Standardization by rationalization is often triggered by cost optimization or knowledge optimization. An organization that has ten different relational database technologies in use could benefit of a rationalization in the number of technologies to support. However, unless there is also sufficient abstraction put in place, this rationalization can be intensive. Another rationalization example could be on public cloud, where an organization chooses to only focus on a single or two cloud providers but not more.

While rationalization is easy to understand and explain, it does have adverse consequences: you miss the benefits of whatever you're rationalized away, and unless another type of standardization is put in place, it will be hard to switch later on if the rationalization was ill-advised or picked the wrong targets to rationalize towards.

Standardization by abstraction focuses more on simplification. You are introducing technologies that might have better interoperability through this abstraction, but this can only be successful if the abstraction is comprehensive enough to still use the underlying resources in an optimal manner.

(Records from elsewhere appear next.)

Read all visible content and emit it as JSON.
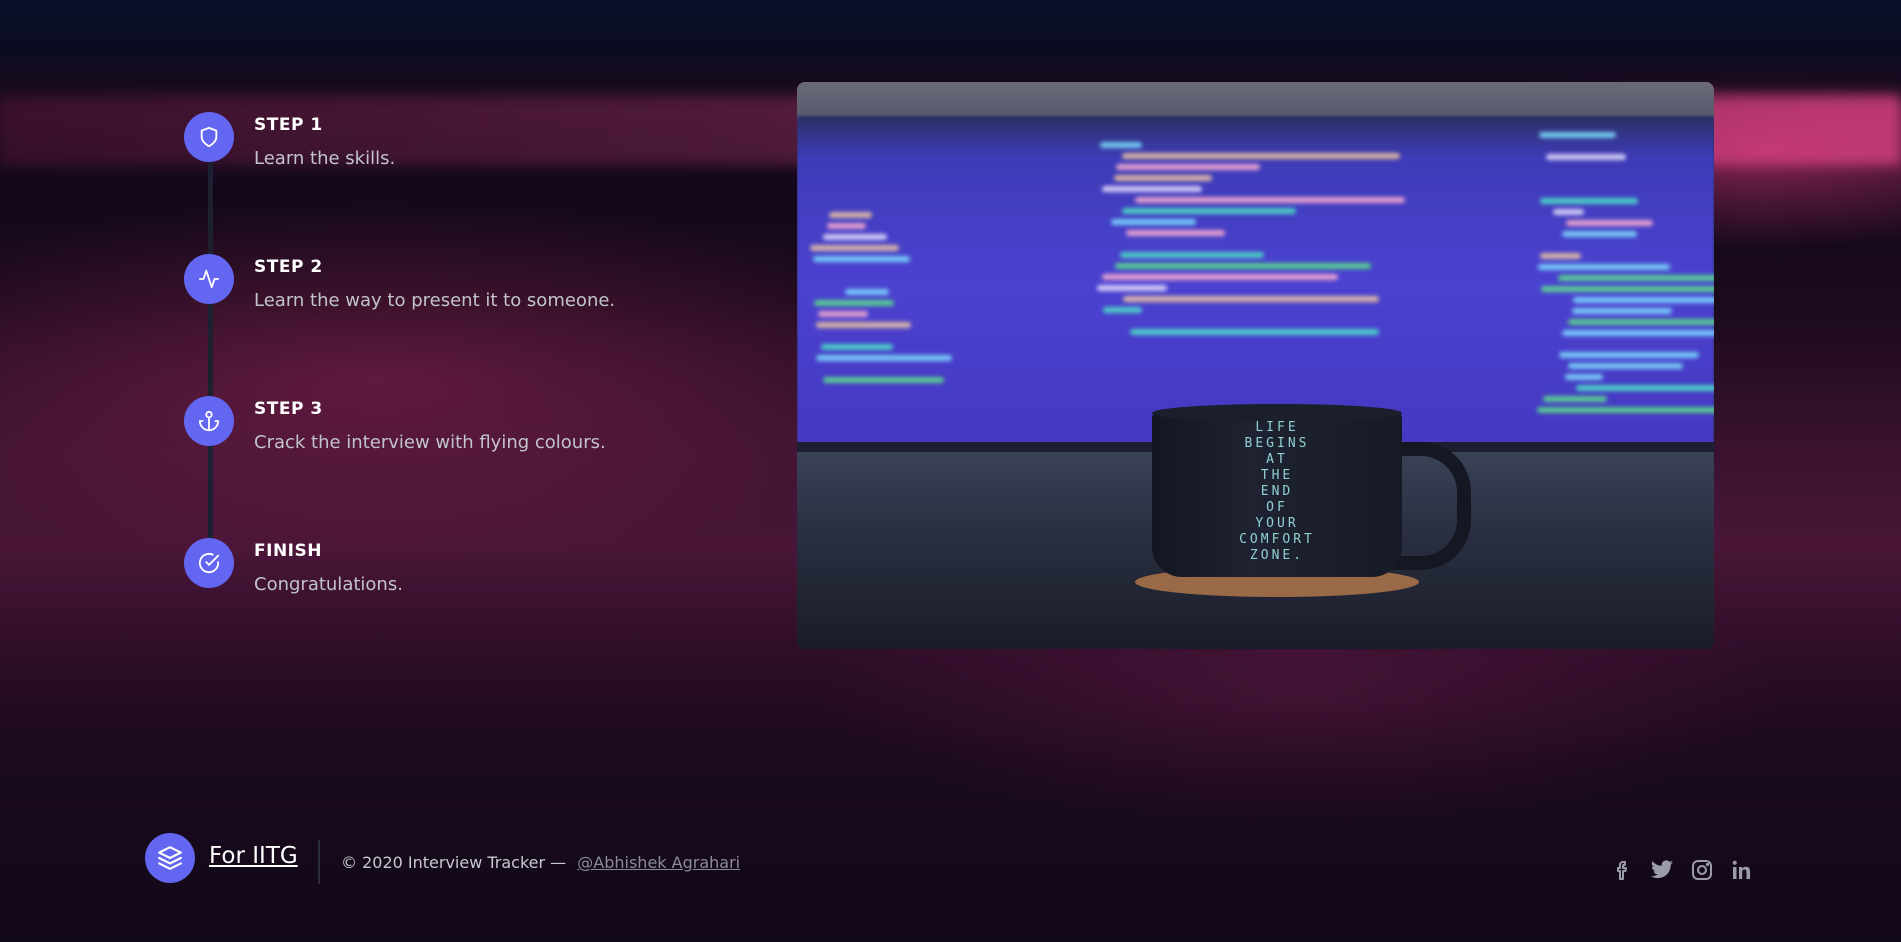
{
  "steps": [
    {
      "icon": "shield-icon",
      "title": "STEP 1",
      "description": "Learn the skills."
    },
    {
      "icon": "activity-icon",
      "title": "STEP 2",
      "description": "Learn the way to present it to someone."
    },
    {
      "icon": "anchor-icon",
      "title": "STEP 3",
      "description": "Crack the interview with flying colours."
    },
    {
      "icon": "check-circle-icon",
      "title": "FINISH",
      "description": "Congratulations."
    }
  ],
  "photo": {
    "mug_text": [
      "LIFE",
      "BEGINS",
      "AT",
      "THE",
      "END",
      "OF",
      "YOUR",
      "COMFORT",
      "ZONE."
    ]
  },
  "footer": {
    "logo_icon": "layers-icon",
    "brand": "For IITG",
    "copyright": "© 2020 Interview Tracker —",
    "author": "@Abhishek Agrahari",
    "social": [
      "facebook-icon",
      "twitter-icon",
      "instagram-icon",
      "linkedin-icon"
    ]
  },
  "colors": {
    "accent": "#6366f1",
    "text_primary": "#ffffff",
    "text_muted": "#c2c4cc"
  }
}
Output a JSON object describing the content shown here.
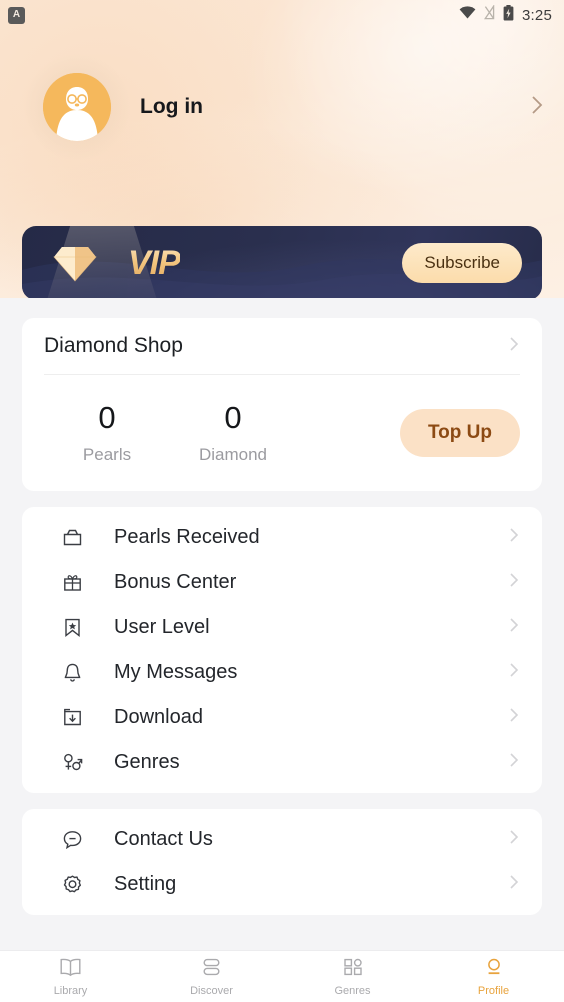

My own observation on abstraction is that it is not commonly accepted by engineers and developers at face value. It requires much more communication and explanation than rationalization, which is often easy to put under "cost pressure". Abstraction focuses on efficiency in a different way, and thus requires different communication. At the company I currently work for, we've introduced the Open Service Broker (OSB) API as an abstraction for service instantiation and service catalogs, and after even more than a year, including management support, it is still a common endeavor to explain and motivate why we chose this.

Virtualization creates a highly efficient environment and supports resource optimizations that aren't possible in other ways. Its benefits are much easier to explain to the organization (and to management), but has a downside that is often neglected: it introduces complexity. Hence, virtualization should only be pursued if you can manage the complexity, and that it isn't much worse than the complexity you want to remove. Virtualization requires organizational support which is more platform-oriented (and thus might be further away from the immediate 'business value' IT often has to explain), in effect creating a new type of technology within the ever increasing catalog of IT services.

Software-defined infrastructure

While virtualization has been going around in IT for quite some time (before I was born), a new kid on the block is becoming very popular: software-defined infrastructure. The likes of Software Defined Network (SDN), Compute (SDC) and Storage (SDS) are already common or becoming common. Other implementations, like the Software Defined Perimeter, are getting jabbed by vendors as well.

Now, SDI is not its own type of standardization. It is a way of managing resources through code, and thus is a way of abstracting the infrastructure. But unlike using a technology-agnostic abstraction, it pulls you into a vendor-defined abstraction. That has its pros and cons, and as an architect it is important to consider how to approach infrastructure-as-code, as SDI implementations are not the only way to accomplish this.

Furthermore, SDI does not imply virtualization. Certainly, if a technology is virtualized, then SDI will also easily interact with it, and help you define and manage the virtualized infrastructure as well as its underlay infrastructure. But virtualization isn't a prerequisite for SDI.

Conclusion

When you're confronted with chaos and complexity, don't immediately start removing technologies under the purview of "rationalization". Consider your options on abstraction and virtualization, but be aware of the pros and cons of each.